There was consensus at the conference that Bangladesh suffers from what might be termed a ‘perception deficit’.
The five leading candidates were 1) natural disasters, 2) poverty, 3) political instability, and 4) corruption. What emerged from the conference was a different concept of Brand Bangladesh with five new themes: 1) adjacency to India and China; 2) a young, dynamic and entrepreneurial population of 164 million people; 3) a land of innovation in micro finance with the Grameen revolution and Professor Muhammad Yunus; 4) untapped opportunities for global investors looking for a new economic platform in the heart of Asia; 5) substantial and largely untapped intellectual/commercial capital from the NRB platform.
Re-branding by showcasing our leading entrepreneurs and corporates is, in my view, one of the most effective ways we can change country misperceptions and encourage greater foreign direct investment (FDI).
As I highlighted in my speech at the conference, in terms of adaptability and innovation, there is little doubt in my mind that Bangladeshis are inherently entrepreneurial people.
The ‘Bangladesh Paradox’, as we call it, is that despite natural disasters, corruption, poor governance, unfair stereotypes in Nation Brand and limited FDI, Bangladesh has managed to grow at around 6 percent over the last 5 years and was perhaps the most resilient economy in the world during the global crisis with growth only slowing from 6.3 percent in 2008 to 5.9 percent in 2009. The dynamic and entrepreneurial private sector has more than compensated for the inefficiencies in the public sector.

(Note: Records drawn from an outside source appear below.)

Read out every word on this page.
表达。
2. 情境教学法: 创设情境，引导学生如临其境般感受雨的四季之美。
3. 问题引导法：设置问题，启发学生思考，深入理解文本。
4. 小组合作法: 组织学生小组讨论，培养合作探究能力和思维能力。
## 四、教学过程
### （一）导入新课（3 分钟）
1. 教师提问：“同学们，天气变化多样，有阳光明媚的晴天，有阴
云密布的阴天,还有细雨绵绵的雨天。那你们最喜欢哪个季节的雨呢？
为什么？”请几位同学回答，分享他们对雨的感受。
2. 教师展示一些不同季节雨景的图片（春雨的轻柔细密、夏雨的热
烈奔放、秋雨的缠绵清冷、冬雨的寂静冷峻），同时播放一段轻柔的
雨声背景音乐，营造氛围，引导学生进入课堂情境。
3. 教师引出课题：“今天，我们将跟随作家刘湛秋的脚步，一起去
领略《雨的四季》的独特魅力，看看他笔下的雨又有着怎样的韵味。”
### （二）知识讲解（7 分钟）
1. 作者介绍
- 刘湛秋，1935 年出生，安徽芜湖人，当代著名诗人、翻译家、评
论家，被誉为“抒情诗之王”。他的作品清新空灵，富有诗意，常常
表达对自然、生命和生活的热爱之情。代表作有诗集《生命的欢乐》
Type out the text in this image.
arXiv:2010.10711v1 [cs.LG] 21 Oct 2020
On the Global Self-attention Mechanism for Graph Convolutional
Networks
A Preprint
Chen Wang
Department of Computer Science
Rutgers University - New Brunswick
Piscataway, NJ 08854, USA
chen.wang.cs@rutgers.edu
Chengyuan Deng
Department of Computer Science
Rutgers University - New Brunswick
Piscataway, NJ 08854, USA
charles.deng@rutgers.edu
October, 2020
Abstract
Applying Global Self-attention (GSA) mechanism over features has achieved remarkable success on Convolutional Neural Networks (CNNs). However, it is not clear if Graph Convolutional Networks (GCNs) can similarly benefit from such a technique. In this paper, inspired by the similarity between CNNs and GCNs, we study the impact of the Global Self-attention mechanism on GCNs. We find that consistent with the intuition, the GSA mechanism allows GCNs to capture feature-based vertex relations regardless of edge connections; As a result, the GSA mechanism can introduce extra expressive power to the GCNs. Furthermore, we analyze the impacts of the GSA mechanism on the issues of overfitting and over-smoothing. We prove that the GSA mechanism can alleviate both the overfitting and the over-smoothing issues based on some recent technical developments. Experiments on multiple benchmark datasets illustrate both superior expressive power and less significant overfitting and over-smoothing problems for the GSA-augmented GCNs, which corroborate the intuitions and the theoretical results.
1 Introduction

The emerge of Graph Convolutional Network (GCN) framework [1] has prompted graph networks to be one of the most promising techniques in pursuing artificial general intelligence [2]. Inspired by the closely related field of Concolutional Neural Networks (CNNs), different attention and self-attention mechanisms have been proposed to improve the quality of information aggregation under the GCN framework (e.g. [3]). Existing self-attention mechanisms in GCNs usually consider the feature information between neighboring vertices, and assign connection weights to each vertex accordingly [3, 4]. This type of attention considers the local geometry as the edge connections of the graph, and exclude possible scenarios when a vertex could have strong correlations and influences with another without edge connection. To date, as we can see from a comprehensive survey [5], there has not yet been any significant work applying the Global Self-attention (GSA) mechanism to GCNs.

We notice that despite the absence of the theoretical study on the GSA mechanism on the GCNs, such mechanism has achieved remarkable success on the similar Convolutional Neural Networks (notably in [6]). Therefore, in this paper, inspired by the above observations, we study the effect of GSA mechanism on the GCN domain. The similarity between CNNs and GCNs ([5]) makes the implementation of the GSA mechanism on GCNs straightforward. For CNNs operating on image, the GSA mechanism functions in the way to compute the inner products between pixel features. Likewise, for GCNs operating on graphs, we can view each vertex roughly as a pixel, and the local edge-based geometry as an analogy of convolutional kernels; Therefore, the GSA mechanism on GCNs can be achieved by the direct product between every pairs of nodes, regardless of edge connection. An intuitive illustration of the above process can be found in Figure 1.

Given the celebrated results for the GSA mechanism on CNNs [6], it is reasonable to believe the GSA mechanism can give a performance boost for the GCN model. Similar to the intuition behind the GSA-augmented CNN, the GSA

One might say it is the difficult and challenging operating environment for entrepreneurs in Bangladesh — from power crisis to a lack of risk capital to a difficult regulatory environment, which forced them to be innovative, adaptable and creative. They are driven by the ethos, encapsulated in a quote by Austrian Philosopher Friederich Nietzche — “What doesn’t kill you makes you stronger”. More broadly, what sells to international investors is the ambition, vision and drive of our leading corporates.
Another important objective for the conference was to give a much more positive image to our NRBs in the UK. This recognises the potentially critical role our diaspora has in nation re-branding. We have, in reality, hundreds of thousands and perhaps millions of ‘Brand Ambassadors’ at our disposal — the large NRB community. We just need to find an effective strategy to leverage it. This might involve greater support and encouragement for events like the Meet Bangladesh conference, and ongoing follow up. It will be money well spent.

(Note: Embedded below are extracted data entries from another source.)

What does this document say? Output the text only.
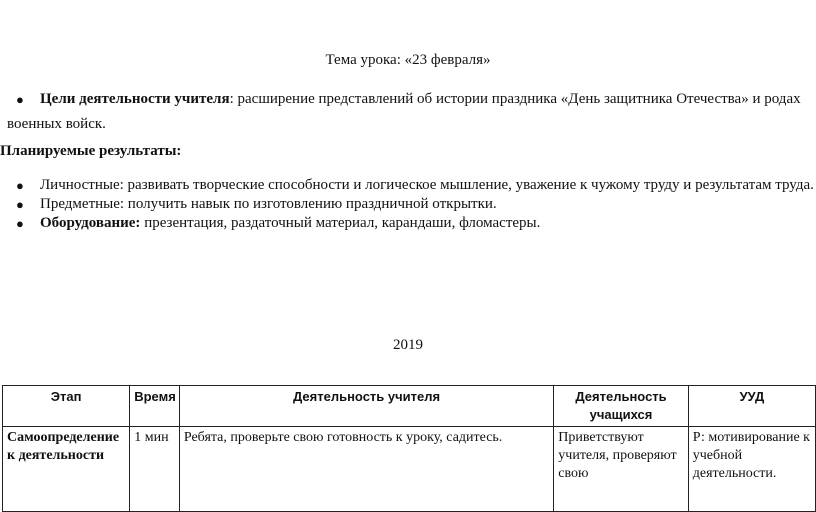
Тема урока: «23 февраля»
● Цели деятельности учителя: расширение представлений об истории праздника «День защитника Отечества» и родах
военных войск.
Планируемые результаты:
● Личностные: развивать творческие способности и логическое мышление, уважение к чужому труду и результатам труда.
● Предметные: получить навык по изготовлению праздничной открытки.
● Оборудование: презентация, раздаточный материал, карандаши, фломастеры.
2019
Этап	Время	Деятельность учителя	Деятельность учащихся	УУД
Самоопределение к деятельности	1 мин	Ребята, проверьте свою готовность к уроку, садитесь.	Приветствуют учителя, проверяют свою	Р: мотивирование к учебной деятельности.
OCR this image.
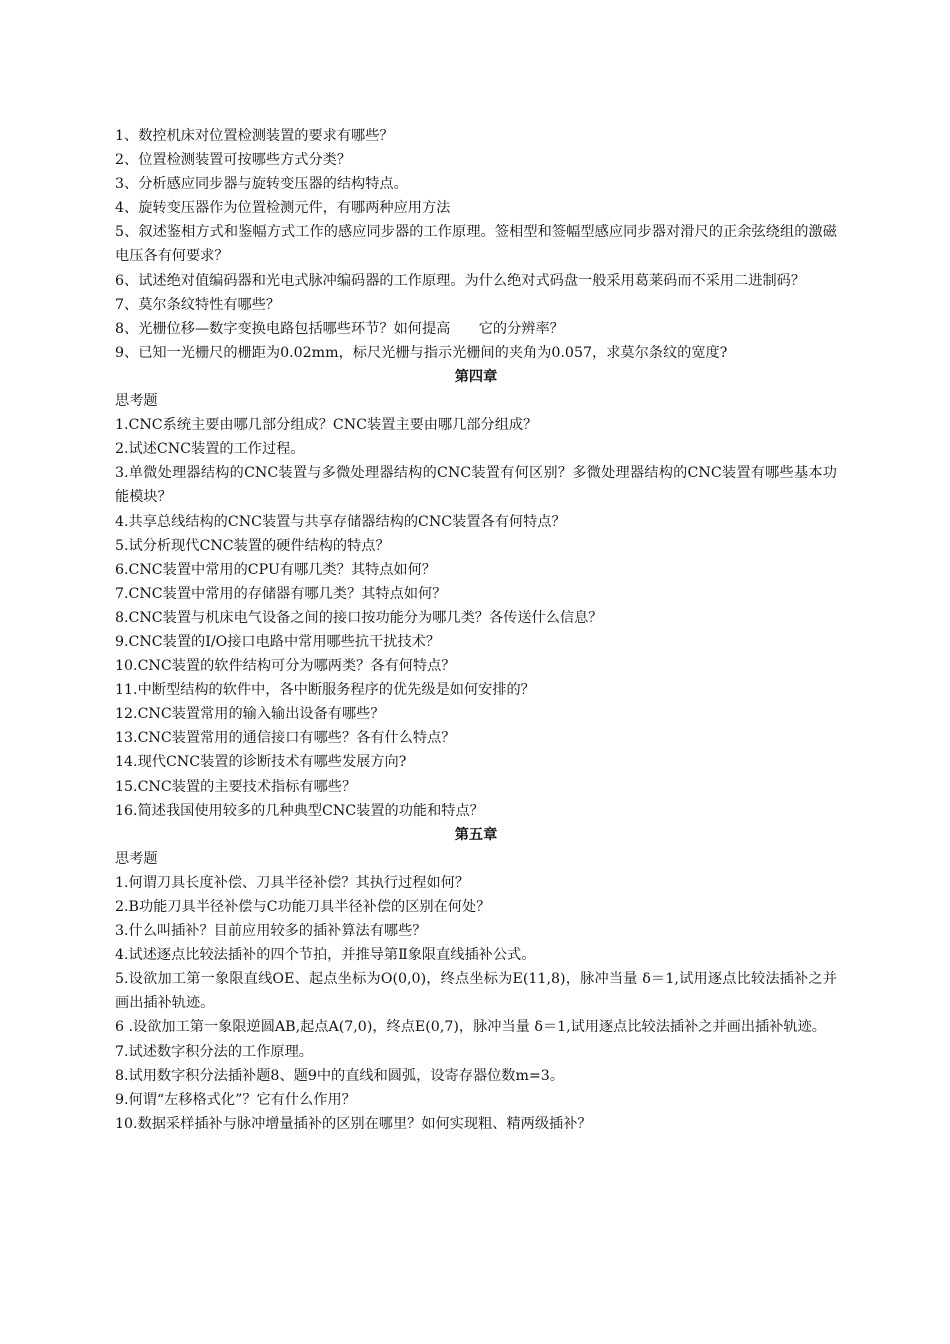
1、数控机床对位置检测装置的要求有哪些？

2、位置检测装置可按哪些方式分类？

3、分析感应同步器与旋转变压器的结构特点。

4、旋转变压器作为位置检测元件，有哪两种应用方法

5、叙述鉴相方式和鉴幅方式工作的感应同步器的工作原理。签相型和签幅型感应同步器对滑尺的正余弦绕组的激磁电压各有何要求？

6、试述绝对值编码器和光电式脉冲编码器的工作原理。为什么绝对式码盘一般采用葛莱码而不采用二进制码？

7、莫尔条纹特性有哪些？

8、光栅位移—数字变换电路包括哪些环节？如何提高　　它的分辨率？

9、已知一光栅尺的栅距为0.02mm，标尺光栅与指示光栅间的夹角为0.057，求莫尔条纹的宽度?

第四章

思考题

1.CNC系统主要由哪几部分组成？CNC装置主要由哪几部分组成？

2.试述CNC装置的工作过程。

3.单微处理器结构的CNC装置与多微处理器结构的CNC装置有何区别？多微处理器结构的CNC装置有哪些基本功能模块？

4.共享总线结构的CNC装置与共享存储器结构的CNC装置各有何特点？

5.试分析现代CNC装置的硬件结构的特点？

6.CNC装置中常用的CPU有哪几类？其特点如何？

7.CNC装置中常用的存储器有哪几类？其特点如何？

8.CNC装置与机床电气设备之间的接口按功能分为哪几类？各传送什么信息？

9.CNC装置的I/O接口电路中常用哪些抗干扰技术？

10.CNC装置的软件结构可分为哪两类？各有何特点？

11.中断型结构的软件中，各中断服务程序的优先级是如何安排的？

12.CNC装置常用的输入输出设备有哪些？

13.CNC装置常用的通信接口有哪些？各有什么特点？

14.现代CNC装置的诊断技术有哪些发展方向?

15.CNC装置的主要技术指标有哪些？

16.简述我国使用较多的几种典型CNC装置的功能和特点？

第五章

思考题

1.何谓刀具长度补偿、刀具半径补偿？其执行过程如何？

2.B功能刀具半径补偿与C功能刀具半径补偿的区别在何处？

3.什么叫插补？目前应用较多的插补算法有哪些？

4.试述逐点比较法插补的四个节拍，并推导第Ⅱ象限直线插补公式。

5.设欲加工第一象限直线OE、起点坐标为O(0,0)，终点坐标为E(11,8)，脉冲当量 δ＝1,试用逐点比较法插补之并画出插补轨迹。

6 .设欲加工第一象限逆圆AB,起点A(7,0)，终点E(0,7)，脉冲当量 δ＝1,试用逐点比较法插补之并画出插补轨迹。

7.试述数字积分法的工作原理。

8.试用数字积分法插补题8、题9中的直线和圆弧，设寄存器位数m=3。

9.何谓“左移格式化”？它有什么作用？

10.数据采样插补与脉冲增量插补的区别在哪里？如何实现粗、精两级插补？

This was, I believe, a seminal event in our path to nation re-branding for one major reason. The leading companies in the private sector recognised that country re-branding was not only a matter of patriotism and national responsibility, but also in their self-interest.
Time after time, we heard CEOs underline how the negative image and stereotypes of Bangladesh was a constraint on their plans for globalisation and entering new markets.

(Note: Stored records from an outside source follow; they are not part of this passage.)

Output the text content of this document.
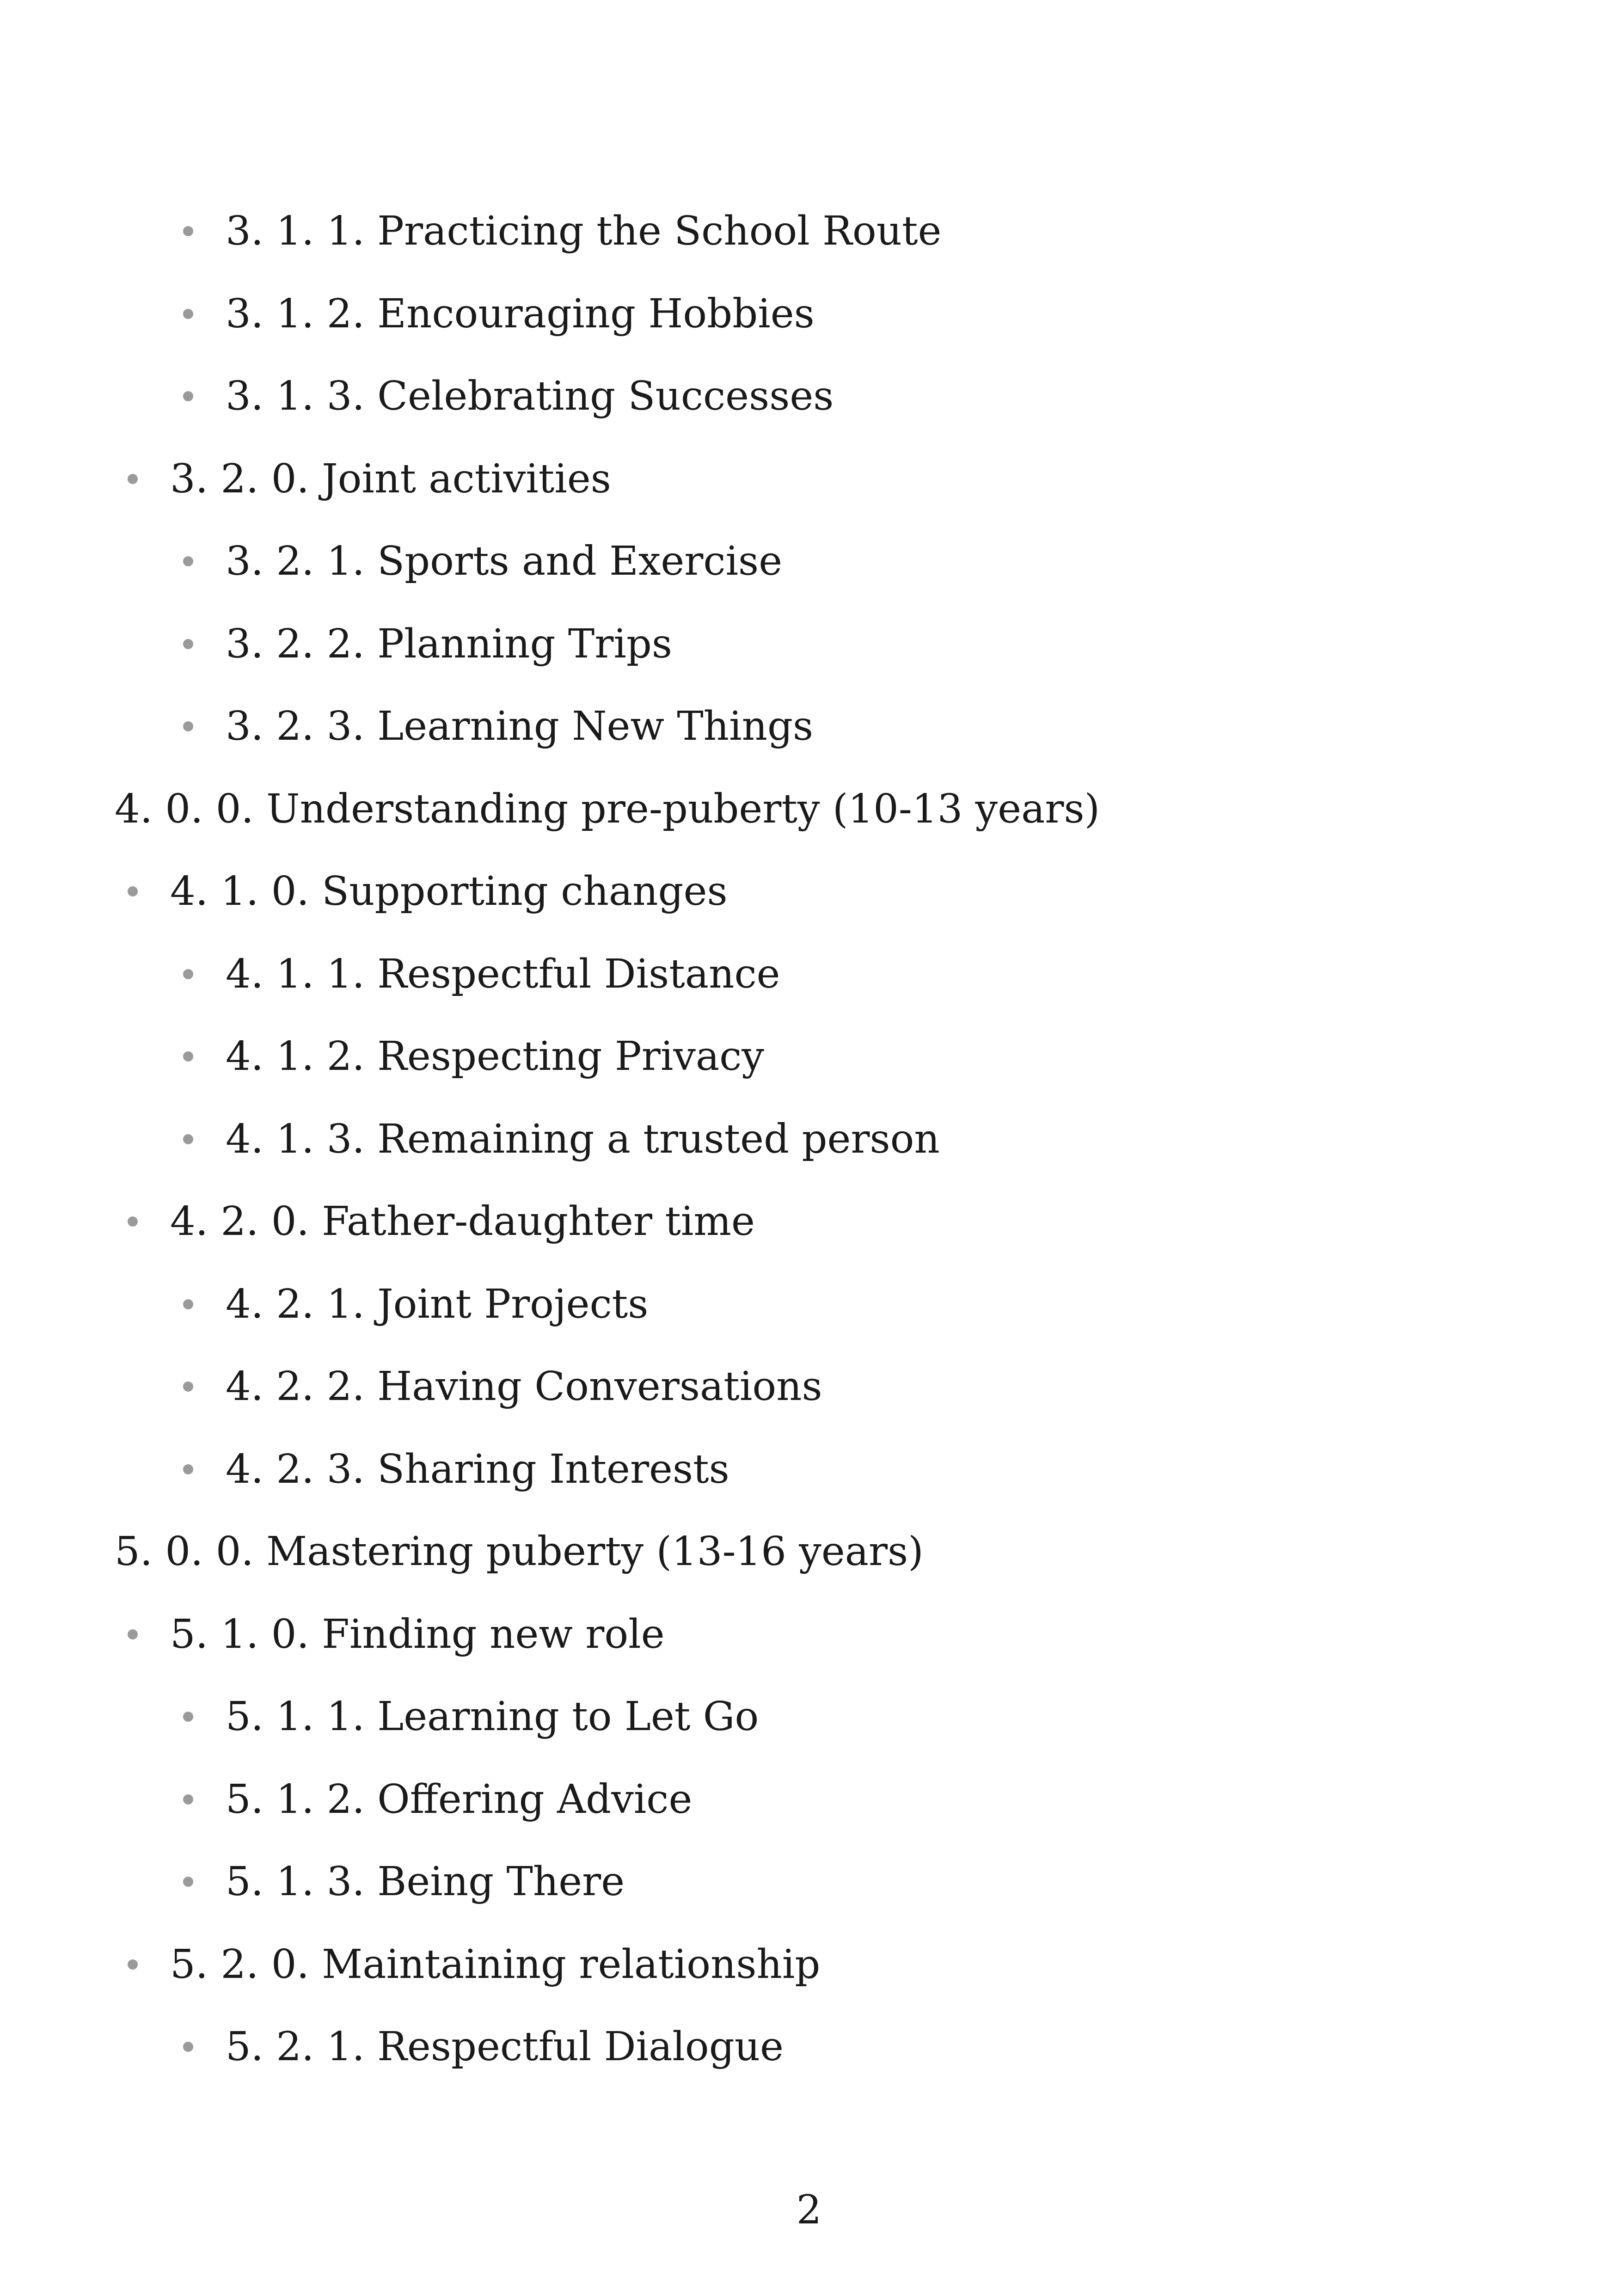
3. 1. 1. Practicing the School Route
3. 1. 2. Encouraging Hobbies
3. 1. 3. Celebrating Successes
3. 2. 0. Joint activities
3. 2. 1. Sports and Exercise
3. 2. 2. Planning Trips
3. 2. 3. Learning New Things
4. 0. 0. Understanding pre-puberty (10-13 years)
4. 1. 0. Supporting changes
4. 1. 1. Respectful Distance
4. 1. 2. Respecting Privacy
4. 1. 3. Remaining a trusted person
4. 2. 0. Father-daughter time
4. 2. 1. Joint Projects
4. 2. 2. Having Conversations
4. 2. 3. Sharing Interests
5. 0. 0. Mastering puberty (13-16 years)
5. 1. 0. Finding new role
5. 1. 1. Learning to Let Go
5. 1. 2. Offering Advice
5. 1. 3. Being There
5. 2. 0. Maintaining relationship
5. 2. 1. Respectful Dialogue
2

Bangladesh Brand Forum Founder Shariful Islam and Chief Advisor Prof Ferhat Anwar deserve gratitude for the many months of organisation to make the event happen. But re-branding a country is much like changing the direction of a super tanker – it does not happen quickly.
I hope the success of Meet Bangladesh 2010 motivates not only the private sector but also the government to partner and drive the re-generation and rejuvenation of Brand Bangladesh.
The writer, Ifty Islam, is the managing partner of Asian Tiger Capital Partners.